The price of gold reached a new historic high today, exceeding the USD 3,000 per troy ounce mark for the first time. In the morning, the price on the London Stock Exchange rose to 3,003.64 dollars (2753.46 euros) per troy ounce.
In the weeks following President Trump's inauguration in January, the price of gold rose significantly once again. Gold has been on an upward trend for years. Breaking through the psychologically important sound barrier of 3,000 dollars could boost the gold price again in the coming weeks.
Customs policy as one of the main causes
The escalating trade war launched by US President Donald Trump can certainly be seen as the main cause of the current rise. In particular, the back and forth between threatening, waiving, pausing, increasing and postponing tariffs is causing massive uncertainty on the markets.
And uncertainty often leads to investors reallocating their portfolios and fleeing to the "safe haven" of gold . At the beginning of the week, there were massive sell-offs on the stock markets, with US stocks being particularly affected.
In euro terms, there is still some way to go to the all-time high from February (intraday all-time high on February 11 at 2,855.88 / troy ounce). The reason for this is the weakness of the dollar. The US currency is also weakening as a result of Trump's tariff policy and has depreciated significantly against the euro in recent days.
Gold price at all-time high: buy now?
What does this high gold price mean for investors? At 3,000 dollars per ounce, has a price been reached at which it is still worthwhile buying in? In other words, does it even make sense to buy gold when the price is so high? Or should we buy now before the price rises even further?
7 mistakes you should never make during the gold boom
An all-time high naturally means that the price is higher than ever before. Of course, nobody knows whether the gold price will continue to rise or fall again in the coming weeks. There will certainly be a correction from time to time. However, gold is not an object of speculation, but a long-term investment and store of value.
"Time in the market beats timing the market"
Those who try to catch the perfect time to buy or sell often miss the best opportunities. Instead of letting market movements make you nervous, it is advisable to follow a consistent strategy and buy gold regularly. This way you benefit from the "cost average effect", sometimes you buy cheap, sometimes you buy more expensive. But in the long term, you will achieve an advantageous average price.

Is now the time to sell grandma's old gold jewelry?
At the same time, people who have old or broken jewelry at home are wondering whether now is the right time to sell gold jewelry. The problem remains the same. Of course the price of gold can continue to rise. But of course it can also fall again.

If you have old jewelry at home, it still makes sense to sell it in times of all-time highs. If you need the money anyway, you can look forward to getting a lot of money for your old jewelry when you sell it at a high. If you don't need the money urgently, we recommend converting jewelry gold into investment gold.
Many people don't even know how much their old jewelry is actually worth. What alloy is the gold jewelry made of? Is it even genuine? What is my gold jewelry worth?

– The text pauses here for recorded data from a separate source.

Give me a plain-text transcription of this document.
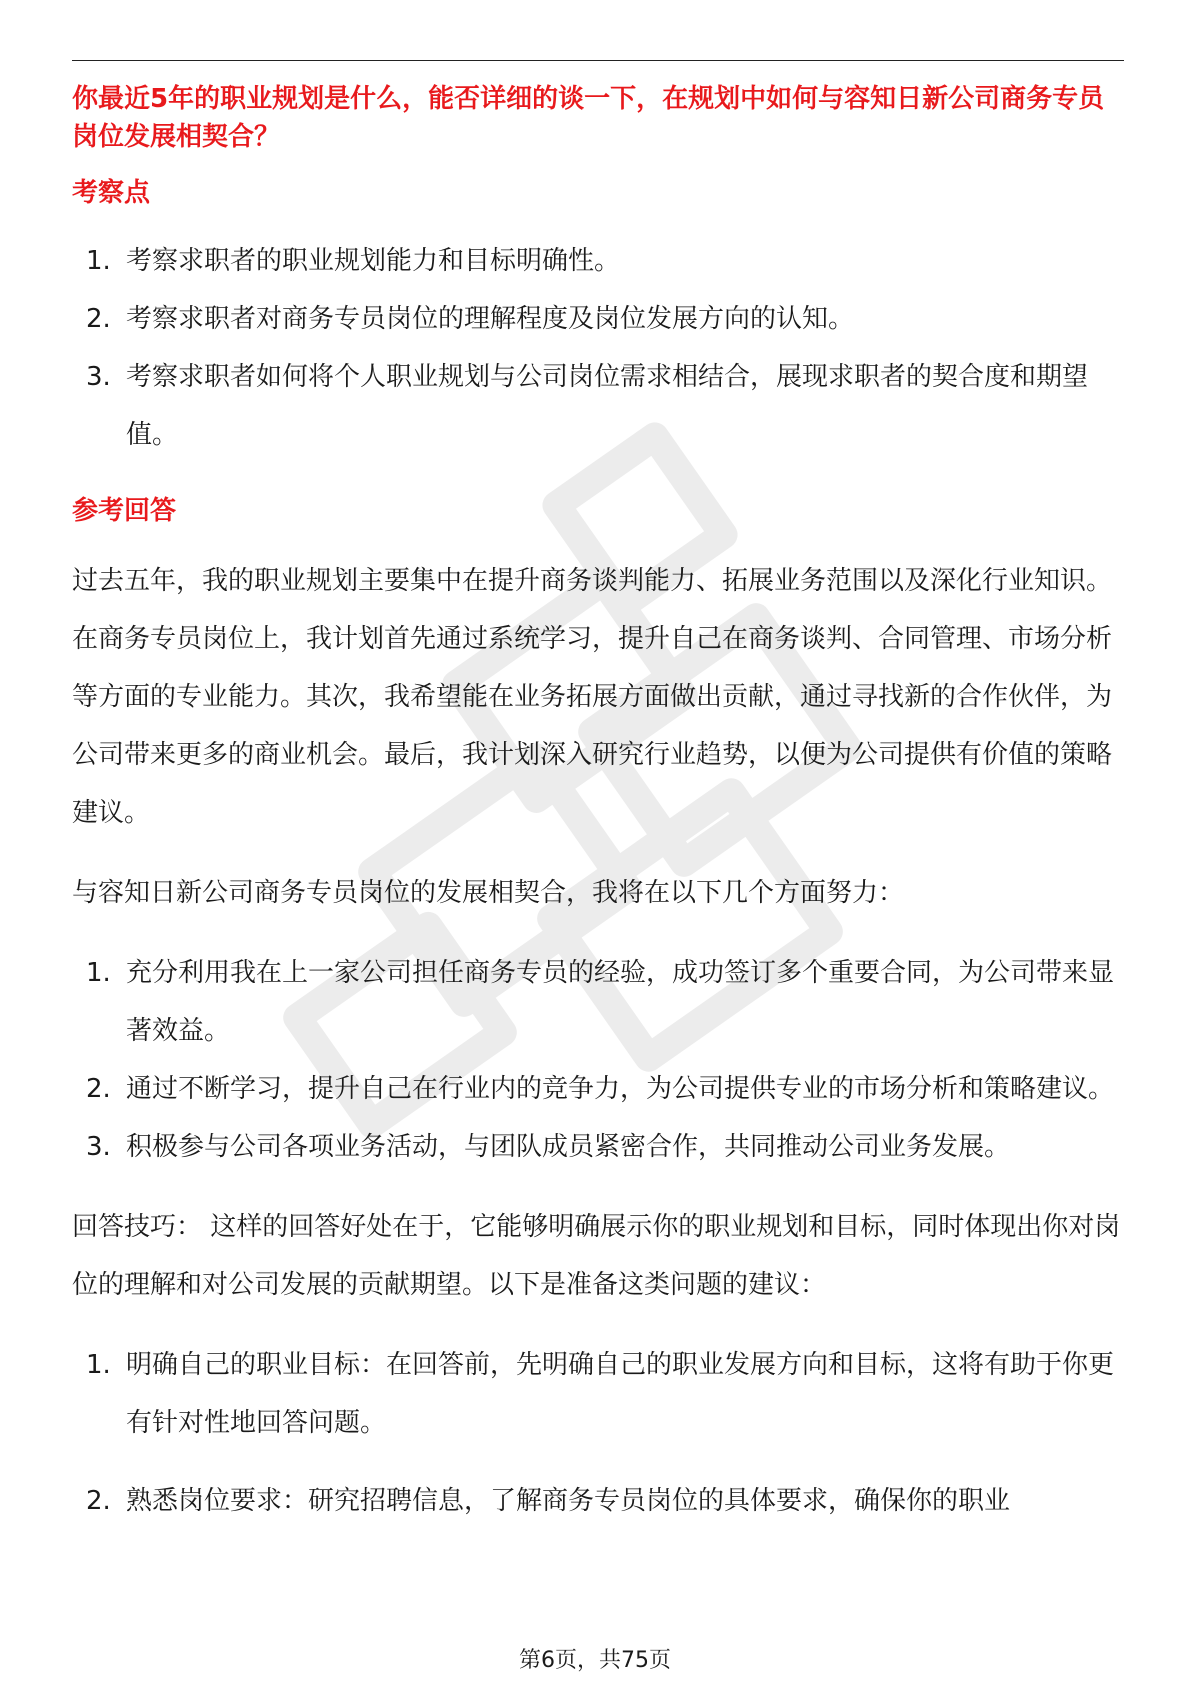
你最近5年的职业规划是什么，能否详细的谈一下，在规划中如何与容知日新公司商务专员岗位发展相契合？

考察点

1. 考察求职者的职业规划能力和目标明确性。
2. 考察求职者对商务专员岗位的理解程度及岗位发展方向的认知。
3. 考察求职者如何将个人职业规划与公司岗位需求相结合，展现求职者的契合度和期望值。

参考回答

过去五年，我的职业规划主要集中在提升商务谈判能力、拓展业务范围以及深化行业知识。在商务专员岗位上，我计划首先通过系统学习，提升自己在商务谈判、合同管理、市场分析等方面的专业能力。其次，我希望能在业务拓展方面做出贡献，通过寻找新的合作伙伴，为公司带来更多的商业机会。最后，我计划深入研究行业趋势，以便为公司提供有价值的策略建议。

与容知日新公司商务专员岗位的发展相契合，我将在以下几个方面努力：

1. 充分利用我在上一家公司担任商务专员的经验，成功签订多个重要合同，为公司带来显著效益。
2. 通过不断学习，提升自己在行业内的竞争力，为公司提供专业的市场分析和策略建议。
3. 积极参与公司各项业务活动，与团队成员紧密合作，共同推动公司业务发展。

回答技巧： 这样的回答好处在于，它能够明确展示你的职业规划和目标，同时体现出你对岗位的理解和对公司发展的贡献期望。以下是准备这类问题的建议：

1. 明确自己的职业目标：在回答前，先明确自己的职业发展方向和目标，这将有助于你更有针对性地回答问题。
2. 熟悉岗位要求：研究招聘信息，了解商务专员岗位的具体要求，确保你的职业
第6页，共75页
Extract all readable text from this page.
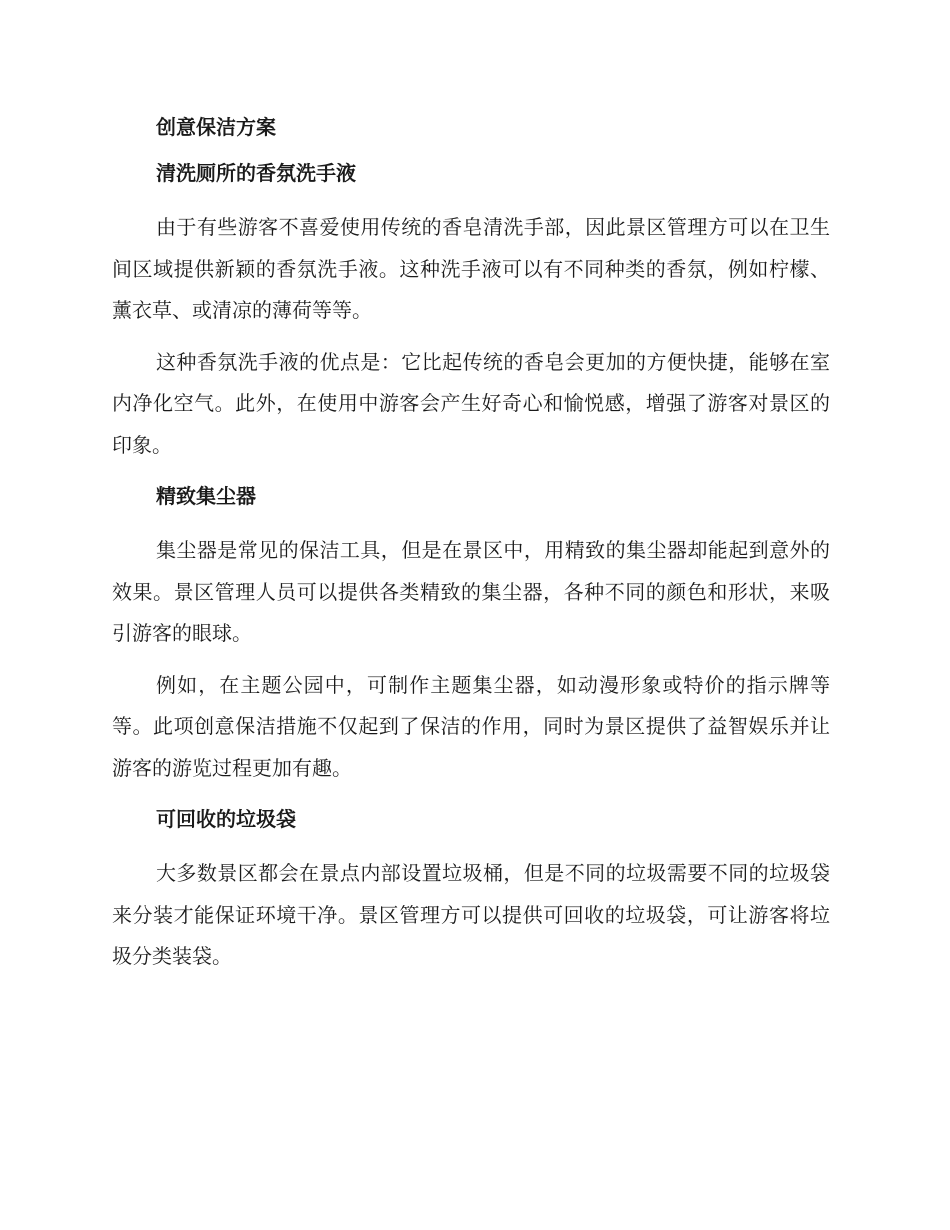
创意保洁方案
清洗厕所的香氛洗手液

由于有些游客不喜爱使用传统的香皂清洗手部，因此景区管理方可以在卫生间区域提供新颖的香氛洗手液。这种洗手液可以有不同种类的香氛，例如柠檬、薰衣草、或清凉的薄荷等等。

这种香氛洗手液的优点是：它比起传统的香皂会更加的方便快捷，能够在室内净化空气。此外，在使用中游客会产生好奇心和愉悦感，增强了游客对景区的印象。

精致集尘器

集尘器是常见的保洁工具，但是在景区中，用精致的集尘器却能起到意外的效果。景区管理人员可以提供各类精致的集尘器，各种不同的颜色和形状，来吸引游客的眼球。

例如，在主题公园中，可制作主题集尘器，如动漫形象或特价的指示牌等等。此项创意保洁措施不仅起到了保洁的作用，同时为景区提供了益智娱乐并让游客的游览过程更加有趣。

可回收的垃圾袋

大多数景区都会在景点内部设置垃圾桶，但是不同的垃圾需要不同的垃圾袋来分装才能保证环境干净。景区管理方可以提供可回收的垃圾袋，可让游客将垃圾分类装袋。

Take advantage of peak periods to exchange old gold jewelry for gold coins or gold bars without stress or pressure to sell. This allows you to benefit from the rising gold price in the long term and have gold pieces in your hand whose actual value you can track transparently at any time and anywhere and which you can trade worldwide.
Asset protection in uncertain times
Gold not only serves as a crisis currency, but also as long-term asset protection. It protects against inflation, currency losses and economic turbulence. It is not for nothing that central banks around the world hold gold to secure their reserves, stabilize currencies and create public confidence.
With an investment in gold and other precious metals, you are always on the safe side! Due to its limited availability, gold has been a value you can rely on for many centuries.
Precious metals also make it easy to secure smaller assets and are easy to transport and store. We therefore advise our clients to invest around 10-20% of their assets in gold, silver, platinum and other precious metals. Not for speculation, but as a hedge against inflation and as a safe haven in uncertain times.